A: In football, verbal commitments don’t usually mean much to opposing coaches, especially with high-level prospects. In football it is pretty common for coaches to continue to recruit players, even after they’ve verbally committed to another school. The level of recruitment may vary, but it’s common for coaches to continue to send mail, email and possibly invite commits to camps or unofficial visit events even if they are verbally committed to another school.
In men’s basketball, it is more common for coaches to back off of a recruit once they have committed to another school. Overall, they take commitments more seriously and are more likely to move on to other non-committed players. Each sport varies.

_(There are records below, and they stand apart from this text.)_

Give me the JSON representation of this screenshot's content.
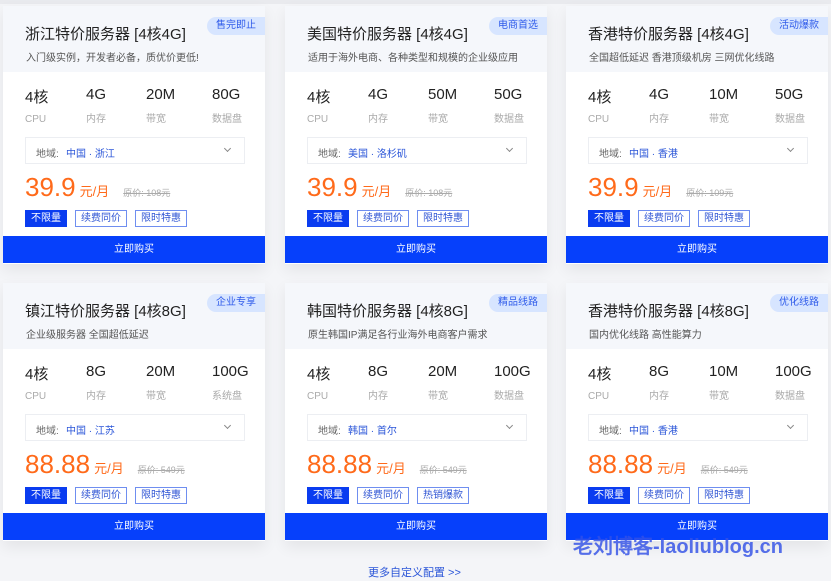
{
  "cards": [
    {
      "title": "浙江特价服务器 [4核4G]",
      "subtitle": "入门级实例，开发者必备，质优价更低!",
      "badge": "售完即止",
      "specs": [
        {
          "value": "4核",
          "label": "CPU"
        },
        {
          "value": "4G",
          "label": "内存"
        },
        {
          "value": "20M",
          "label": "带宽"
        },
        {
          "value": "80G",
          "label": "数据盘"
        }
      ],
      "region_label": "地域:",
      "region_value": "中国 · 浙江",
      "price": "39.9",
      "unit": "元/月",
      "original_price": "原价: 108元",
      "tags": [
        "不限量",
        "续费同价",
        "限时特惠"
      ],
      "buy_label": "立即购买"
    },
    {
      "title": "美国特价服务器 [4核4G]",
      "subtitle": "适用于海外电商、各种类型和规模的企业级应用",
      "badge": "电商首选",
      "specs": [
        {
          "value": "4核",
          "label": "CPU"
        },
        {
          "value": "4G",
          "label": "内存"
        },
        {
          "value": "50M",
          "label": "带宽"
        },
        {
          "value": "50G",
          "label": "数据盘"
        }
      ],
      "region_label": "地域:",
      "region_value": "美国 · 洛杉矶",
      "price": "39.9",
      "unit": "元/月",
      "original_price": "原价: 108元",
      "tags": [
        "不限量",
        "续费同价",
        "限时特惠"
      ],
      "buy_label": "立即购买"
    },
    {
      "title": "香港特价服务器 [4核4G]",
      "subtitle": "全国超低延迟 香港顶级机房 三网优化线路",
      "badge": "活动爆款",
      "specs": [
        {
          "value": "4核",
          "label": "CPU"
        },
        {
          "value": "4G",
          "label": "内存"
        },
        {
          "value": "10M",
          "label": "带宽"
        },
        {
          "value": "50G",
          "label": "数据盘"
        }
      ],
      "region_label": "地域:",
      "region_value": "中国 · 香港",
      "price": "39.9",
      "unit": "元/月",
      "original_price": "原价: 109元",
      "tags": [
        "不限量",
        "续费同价",
        "限时特惠"
      ],
      "buy_label": "立即购买"
    },
    {
      "title": "镇江特价服务器 [4核8G]",
      "subtitle": "企业级服务器 全国超低延迟",
      "badge": "企业专享",
      "specs": [
        {
          "value": "4核",
          "label": "CPU"
        },
        {
          "value": "8G",
          "label": "内存"
        },
        {
          "value": "20M",
          "label": "带宽"
        },
        {
          "value": "100G",
          "label": "系统盘"
        }
      ],
      "region_label": "地域:",
      "region_value": "中国 · 江苏",
      "price": "88.88",
      "unit": "元/月",
      "original_price": "原价: 549元",
      "tags": [
        "不限量",
        "续费同价",
        "限时特惠"
      ],
      "buy_label": "立即购买"
    },
    {
      "title": "韩国特价服务器 [4核8G]",
      "subtitle": "原生韩国IP满足各行业海外电商客户需求",
      "badge": "精品线路",
      "specs": [
        {
          "value": "4核",
          "label": "CPU"
        },
        {
          "value": "8G",
          "label": "内存"
        },
        {
          "value": "20M",
          "label": "带宽"
        },
        {
          "value": "100G",
          "label": "数据盘"
        }
      ],
      "region_label": "地域:",
      "region_value": "韩国 · 首尔",
      "price": "88.88",
      "unit": "元/月",
      "original_price": "原价: 549元",
      "tags": [
        "不限量",
        "续费同价",
        "热销爆款"
      ],
      "buy_label": "立即购买"
    },
    {
      "title": "香港特价服务器 [4核8G]",
      "subtitle": "国内优化线路 高性能算力",
      "badge": "优化线路",
      "specs": [
        {
          "value": "4核",
          "label": "CPU"
        },
        {
          "value": "8G",
          "label": "内存"
        },
        {
          "value": "10M",
          "label": "带宽"
        },
        {
          "value": "100G",
          "label": "数据盘"
        }
      ],
      "region_label": "地域:",
      "region_value": "中国 · 香港",
      "price": "88.88",
      "unit": "元/月",
      "original_price": "原价: 549元",
      "tags": [
        "不限量",
        "续费同价",
        "限时特惠"
      ],
      "buy_label": "立即购买"
    }
  ],
  "more_link": "更多自定义配置 >>",
  "watermark": "老刘博客-laoliublog.cn",
  "colors": {
    "accent_blue": "#0640fb",
    "price_orange": "#ff6a1a",
    "badge_bg": "#d7e5ff",
    "link_blue": "#2a55d8"
  }
}
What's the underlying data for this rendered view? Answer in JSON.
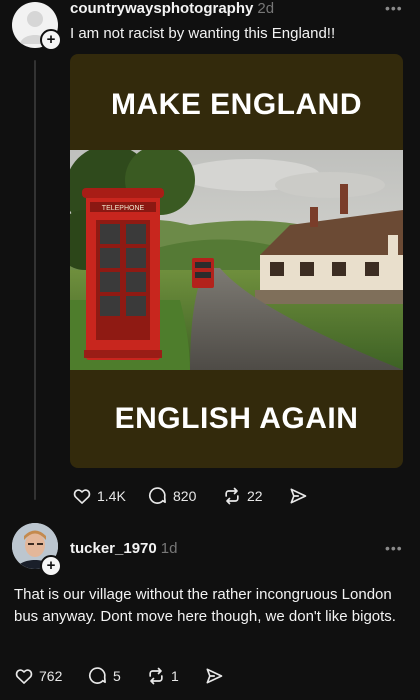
{
  "post": {
    "username": "countrywaysphotography",
    "time": "2d",
    "text": "I am not racist by wanting this England!!",
    "image": {
      "headline_top": "MAKE ENGLAND",
      "headline_bottom": "ENGLISH AGAIN",
      "booth_sign": "TELEPHONE"
    },
    "actions": {
      "likes": "1.4K",
      "comments": "820",
      "reposts": "22"
    }
  },
  "reply": {
    "username": "tucker_1970",
    "time": "1d",
    "text": "That is our village  without the rather incongruous London bus anyway. Dont move here though, we don't like bigots.",
    "actions": {
      "likes": "762",
      "comments": "5",
      "reposts": "1"
    }
  },
  "icons": [
    "plus-icon",
    "more-icon",
    "heart-icon",
    "comment-icon",
    "repost-icon",
    "share-icon"
  ]
}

Nothing is official—for any sport—until a National Letter of Intent (NLI) is signed. Signing a National Letter of Intent ends the recruiting process since participating schools are prohibited from recruiting student-athletes who have already signed letters with other participating schools.
If you are a player who has verbally committed to a school and are firm in that commitment, it is fine to tell the coaches from other schools who continue to recruit you that you are no longer looking. Normally, if you request to be taken off mailing lists and ask for the phone calls and visits to stop—they will.
Other sports take verbal commitments more serious and once you commit most other coaches will back off and move on to investing their time and effort into other undecided prospects. Recruiting players requires a big time commitment from coaches.
It’s best not to commit to a program unless you are 100% sure. You don’t want to commit and de-commit more than necessary. Commit to a school only if you think it’s a good fit and your best (or a great) option.